Dominic Raab, the deputy prime minister and justice secretary, was on microphone duty for the government this morning. Asked to explain why so many Conservative MPs refused to back the government, Raab claimed it was a “late-ish vote”. He told Sky News:
It was a late-ish vote, I think around seven o’clock, a bit later than that. But I can’t account for every member of parliament on either side.
In fact, 7pm is normally when votes are held on a Wednesday.
I will post more from Raab’s interviews soon. And then later today we’ve got two quite different issues coming up. The government will face accusations of betrayal when it publishes its scaled-back plans for Northern Powerhouse Rail. My colleague Gwyn Topham has the latest here.
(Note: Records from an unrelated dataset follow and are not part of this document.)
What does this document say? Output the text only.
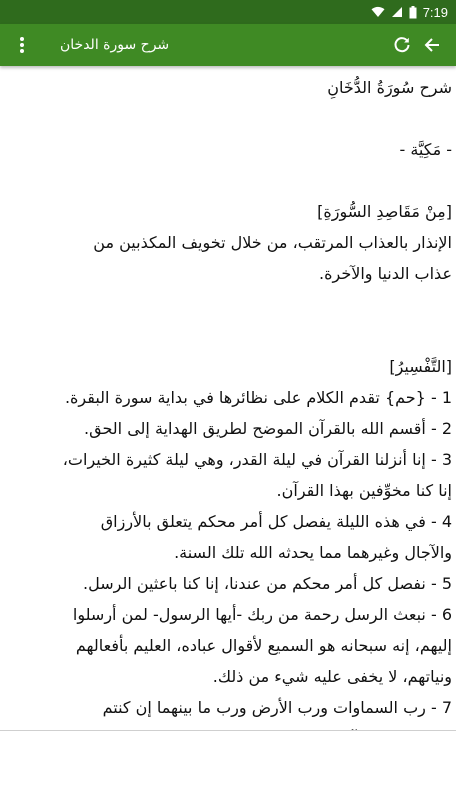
7:19
شرح سورة الدخان

شرح سُورَةُ الدُّخَانِ

- مَكِيَّة -

[مِنْ مَقَاصِدِ السُّورَةِ]

الإنذار بالعذاب المرتقب، من خلال تخويف المكذبين من

عذاب الدنيا والآخرة.

[التَّفْسِيرُ]

1 - {حم} تقدم الكلام على نظائرها في بداية سورة البقرة.

2 - أقسم الله بالقرآن الموضح لطريق الهداية إلى الحق.

3 - إنا أنزلنا القرآن في ليلة القدر، وهي ليلة كثيرة الخيرات،

إنا كنا مخوِّفين بهذا القرآن.

4 - في هذه الليلة يفصل كل أمر محكم يتعلق بالأرزاق

والآجال وغيرهما مما يحدثه الله تلك السنة.

5 - نفصل كل أمر محكم من عندنا، إنا كنا باعثين الرسل.

6 - نبعث الرسل رحمة من ربك -أيها الرسول- لمن أرسلوا

إليهم، إنه سبحانه هو السميع لأقوال عباده، العليم بأفعالهم

ونياتهم، لا يخفى عليه شيء من ذلك.

7 - رب السماوات ورب الأرض ورب ما بينهما إن كنتم
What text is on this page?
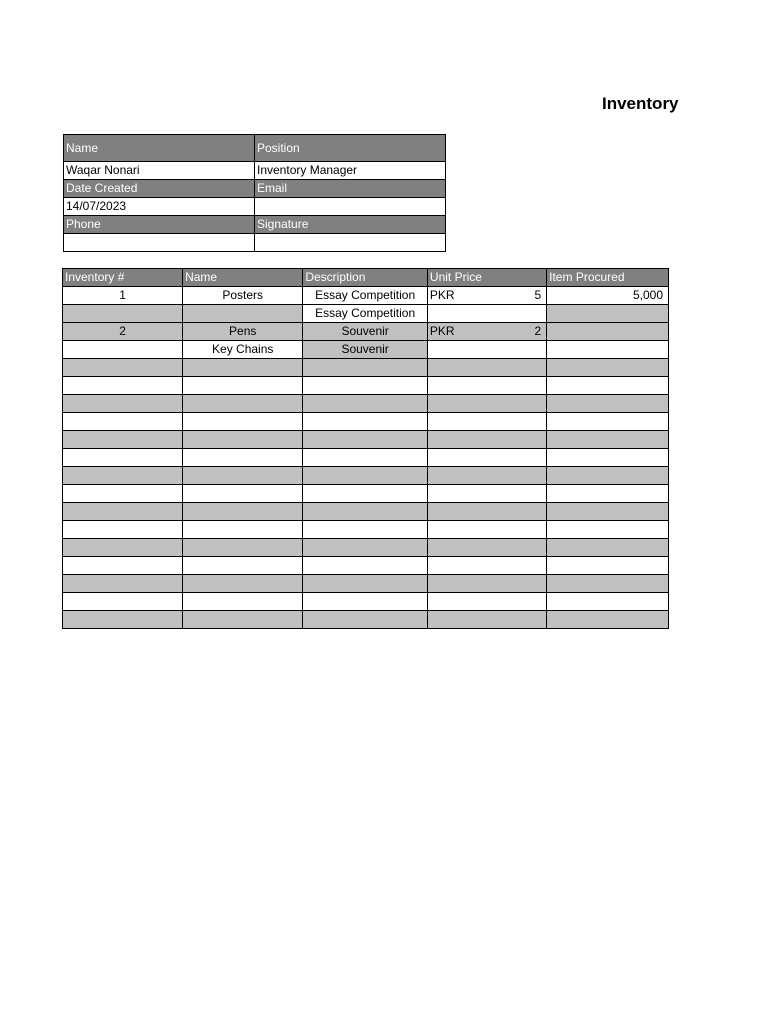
Inventory
Name	Position
Waqar Nonari	Inventory Manager
Date Created	Email
14/07/2023	
Phone	Signature

Inventory #	Name	Description	Unit Price	Item Procured
1	Posters	Essay Competition	PKR 5	5,000
		Essay Competition	

2	Pens	Souvenir	PKR 2	

	Key Chains	Souvenir	
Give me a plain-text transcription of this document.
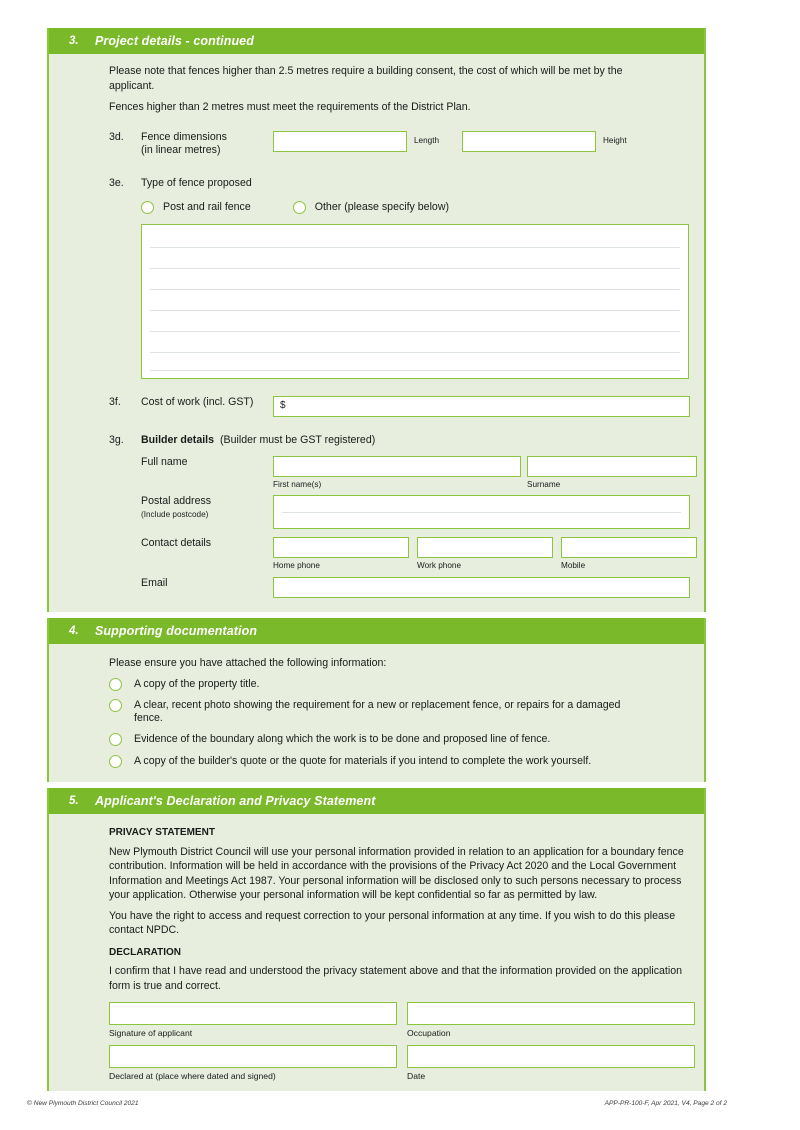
3.	Project details - continued

Please note that fences higher than 2.5 metres require a building consent, the cost of which will be met by the applicant.

Fences higher than 2 metres must meet the requirements of the District Plan.

3d.	Fence dimensions
(in linear metres)
Length	Height
3e.	Type of fence proposed
Post and rail fence	Other (please specify below)
3f.	Cost of work (incl. GST)	$
3g.	Builder details (Builder must be GST registered)
Full name
First name(s)	Surname
Postal address
(Include postcode)
Contact details
Home phone	Work phone	Mobile
Email
4.	Supporting documentation

Please ensure you have attached the following information:

A copy of the property title.
A clear, recent photo showing the requirement for a new or replacement fence, or repairs for a damaged fence.
Evidence of the boundary along which the work is to be done and proposed line of fence.
A copy of the builder's quote or the quote for materials if you intend to complete the work yourself.
5.	Applicant's Declaration and Privacy Statement
PRIVACY STATEMENT

New Plymouth District Council will use your personal information provided in relation to an application for a boundary fence contribution. Information will be held in accordance with the provisions of the Privacy Act 2020 and the Local Government Information and Meetings Act 1987. Your personal information will be disclosed only to such persons necessary to process your application. Otherwise your personal information will be kept confidential so far as permitted by law.

You have the right to access and request correction to your personal information at any time. If you wish to do this please contact NPDC.

DECLARATION

I confirm that I have read and understood the privacy statement above and that the information provided on the application form is true and correct.

Signature of applicant	Occupation
Declared at (place where dated and signed)	Date
© New Plymouth District Council 2021	APP-PR-100-F, Apr 2021, V4, Page 2 of 2
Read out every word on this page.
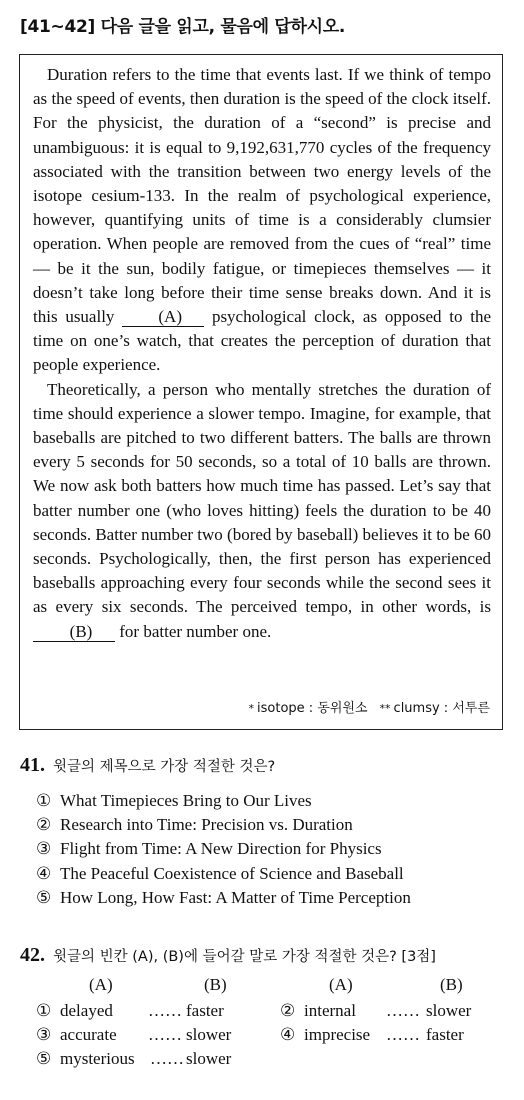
[41~42] 다음 글을 읽고, 물음에 답하시오.

Duration refers to the time that events last. If we think of tempo as the speed of events, then duration is the speed of the clock itself. For the physicist, the duration of a “second” is precise and unambiguous: it is equal to 9,192,631,770 cycles of the frequency associated with the transition between two energy levels of the isotope cesium-133. In the realm of psychological experience, however, quantifying units of time is a considerably clumsier operation. When people are removed from the cues of “real” time — be it the sun, bodily fatigue, or timepieces themselves — it doesn’t take long before their time sense breaks down. And it is this usually (A) psychological clock, as opposed to the time on one’s watch, that creates the perception of duration that people experience.

Theoretically, a person who mentally stretches the duration of time should experience a slower tempo. Imagine, for example, that baseballs are pitched to two different batters. The balls are thrown every 5 seconds for 50 seconds, so a total of 10 balls are thrown. We now ask both batters how much time has passed. Let’s say that batter number one (who loves hitting) feels the duration to be 40 seconds. Batter number two (bored by baseball) believes it to be 60 seconds. Psychologically, then, the first person has experienced baseballs approaching every four seconds while the second sees it as every six seconds. The perceived tempo, in other words, is (B) for batter number one.

* isotope : 동위원소 ** clumsy : 서투른
41. 윗글의 제목으로 가장 적절한 것은?
① What Timepieces Bring to Our Lives
② Research into Time: Precision vs. Duration
③ Flight from Time: A New Direction for Physics
④ The Peaceful Coexistence of Science and Baseball
⑤ How Long, How Fast: A Matter of Time Perception
42. 윗글의 빈칸 (A), (B)에 들어갈 말로 가장 적절한 것은? [3점]
(A)	(B)	(A)	(B)
① delayed …… faster	② internal …… slower
③ accurate …… slower	④ imprecise …… faster
⑤ mysterious …… slower
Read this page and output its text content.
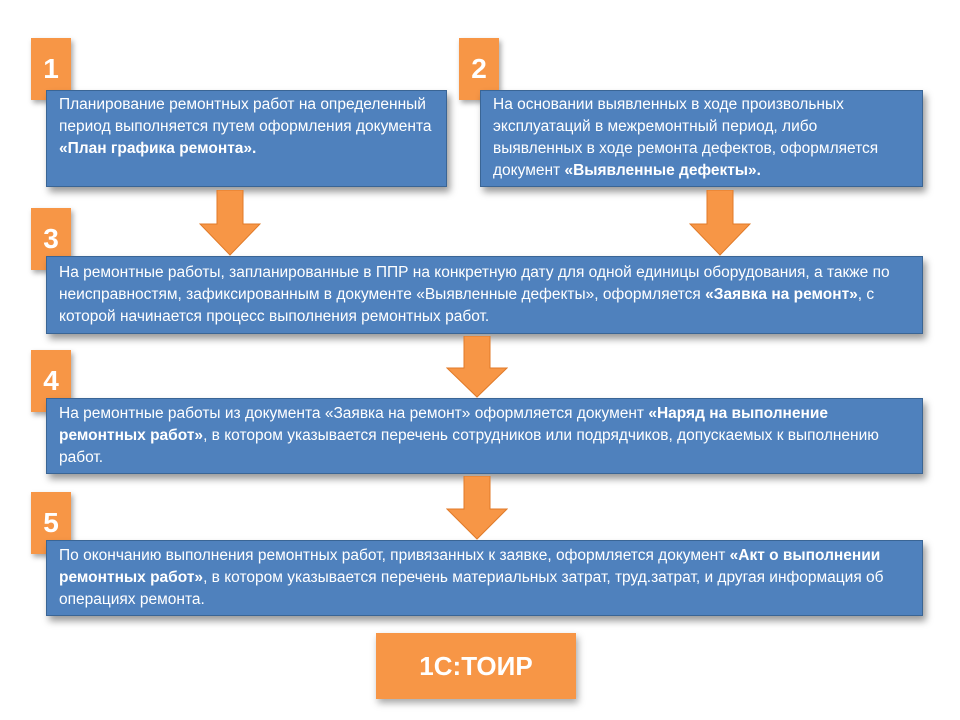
1	2
3
4
5
Планирование ремонтных работ на определенный период выполняется путем оформления документа «План графика ремонта».
На основании выявленных в ходе произвольных эксплуатаций в межремонтный период, либо выявленных в ходе ремонта дефектов, оформляется документ «Выявленные дефекты».
На ремонтные работы, запланированные в ППР на конкретную дату для одной единицы оборудования, а также по неисправностям, зафиксированным в документе «Выявленные дефекты», оформляется «Заявка на ремонт», с которой начинается процесс выполнения ремонтных работ.
На ремонтные работы из документа «Заявка на ремонт» оформляется документ «Наряд на выполнение ремонтных работ», в котором указывается перечень сотрудников или подрядчиков, допускаемых к выполнению работ.
По окончанию выполнения ремонтных работ, привязанных к заявке, оформляется документ «Акт о выполнении ремонтных работ», в котором указывается перечень материальных затрат, труд.затрат, и другая информация об операциях ремонта.
1С:ТОИР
And the Treasury committee will be taking evidence on claims that the government’s plans for a social care cap are unfair on poorer families. My colleague Robert Booth has the story here.
Here is the agenda for the day.
10am: Sir Andrew Dilnot, the economist who 10 years ago drew up the original plans for a cap on who much people should have to pay for social care costs, gives evidence to the Commons Treasury committee about the government’s latest version of this plan.
Around 11.30am: Grant Shapps, the transport secretary, makes a statement to MPs about the integrated rail plan.
11.30am: Downing Street holds its lobby briefing.
12pm: Nicola Sturgeon, Scotland’s first minister, takes questions in the Scottish parliament.
Also, Boris Johnson is doing rail-related visits today, and will be speaking to the media.